稚嫩的臣子滿含不甘地注視著他傷痕累累的背影,一直到再也無法向前,被那命運的鎖鏈徹底束縛在最古之王的御座之前。
“啊啊啊啊啊!”
“英雄王,你的頭顱,我伊斯坎達爾收下了!”
渾身插滿刀槍劍戟的伊斯坎達爾,高舉已經砍得缺刃卷邊的塞浦路特之劍,目標直指近在眼前的吉爾伽美什的頭顱,發出即將勝利的吶喊宣言。
但是。
在場三人的心裡都十分清楚,這場戰鬥在心象風景破滅的那一瞬間就已經結束了。
吉爾伽美什手中斜握著靜默的乖離劍·EA,始終一副從容淡定的表情注視前方。
伊斯坎達爾揮出的塞浦路特之劍在距離他額頭僅剩2.5公分的位置再難寸進,揮劍產生的風壓簌簌吹拂著吉爾伽美什高傲上揚的金色髮絲。
遠處見證的韋伯和現場親歷的伊斯坎達爾同時瞳孔一縮。
只見。
銀色的鎖鏈從數道金色漣漪之中射出,瞬間將伊斯坎達爾的手腳束縛,他足以斷鋼截鐵的超人力量此刻完全失去了作用。
一股虛弱之感,夾帶著針對性的壓制力,幾乎奪走了伊斯坎達爾全部的行動能力。
他完全不能反抗,保持著最後一刻揮劍的動作,像是一具栩栩如生的雕塑一般,立於吉爾伽美什的身前,供其慢慢觀賞。
韋伯瞳孔劇震,驚詫不已:“那是?!”
伊斯坎達爾臉色平靜,向死而生:“這是......原來如此,你這傢伙真是......總是能拿出稀奇古怪的東西,竟然還藏著這樣的底牌,我早就說這場聖盃戰爭就是一個毫無平衡性可言的狗屎遊戲啊,真的是被你針對的死死的啊,英雄王。”

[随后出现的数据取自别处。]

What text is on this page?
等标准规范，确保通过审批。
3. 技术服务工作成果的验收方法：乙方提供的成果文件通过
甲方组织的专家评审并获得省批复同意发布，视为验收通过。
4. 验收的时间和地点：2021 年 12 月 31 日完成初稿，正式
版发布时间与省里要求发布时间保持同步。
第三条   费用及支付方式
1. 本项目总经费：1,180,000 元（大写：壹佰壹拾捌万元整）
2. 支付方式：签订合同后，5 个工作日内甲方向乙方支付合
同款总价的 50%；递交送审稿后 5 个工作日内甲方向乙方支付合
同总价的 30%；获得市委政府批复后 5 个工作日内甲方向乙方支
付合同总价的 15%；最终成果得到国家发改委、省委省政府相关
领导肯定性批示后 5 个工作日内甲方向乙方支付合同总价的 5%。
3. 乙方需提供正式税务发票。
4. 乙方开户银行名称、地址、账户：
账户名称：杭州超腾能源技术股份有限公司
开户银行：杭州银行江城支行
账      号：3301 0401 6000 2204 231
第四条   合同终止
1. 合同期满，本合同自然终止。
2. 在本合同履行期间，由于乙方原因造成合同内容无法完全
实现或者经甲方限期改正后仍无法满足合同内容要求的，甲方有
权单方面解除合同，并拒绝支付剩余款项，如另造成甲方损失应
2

直到最後這一刻,伊斯坎達爾的身體雖然被鎖鏈束縛了,但他的精神仍然高昂不滅。
握劍的那隻手儘管無法寸進,但仍然激烈地顫抖著,顯示著他從未放棄掙扎的事實。
“冀以鎖系神明,這副鎖鏈正是我那位摯友的象徵,如此,你可還滿意?征服王啊~”
吉爾伽美什平淡的語氣問道,眼中倒映出了那個曾經與他一起使用這副鎖鏈的身影。
白袍綠髮,悲天憫人,神之棄子,可嘆可悲。
對於眼前這位歷經寶具之雨的洗禮穿刺,卻仍要靠『天之鎖』才能阻住前路、束縛精神的強敵,吉爾伽美什已然對他示以最高規格的敬意。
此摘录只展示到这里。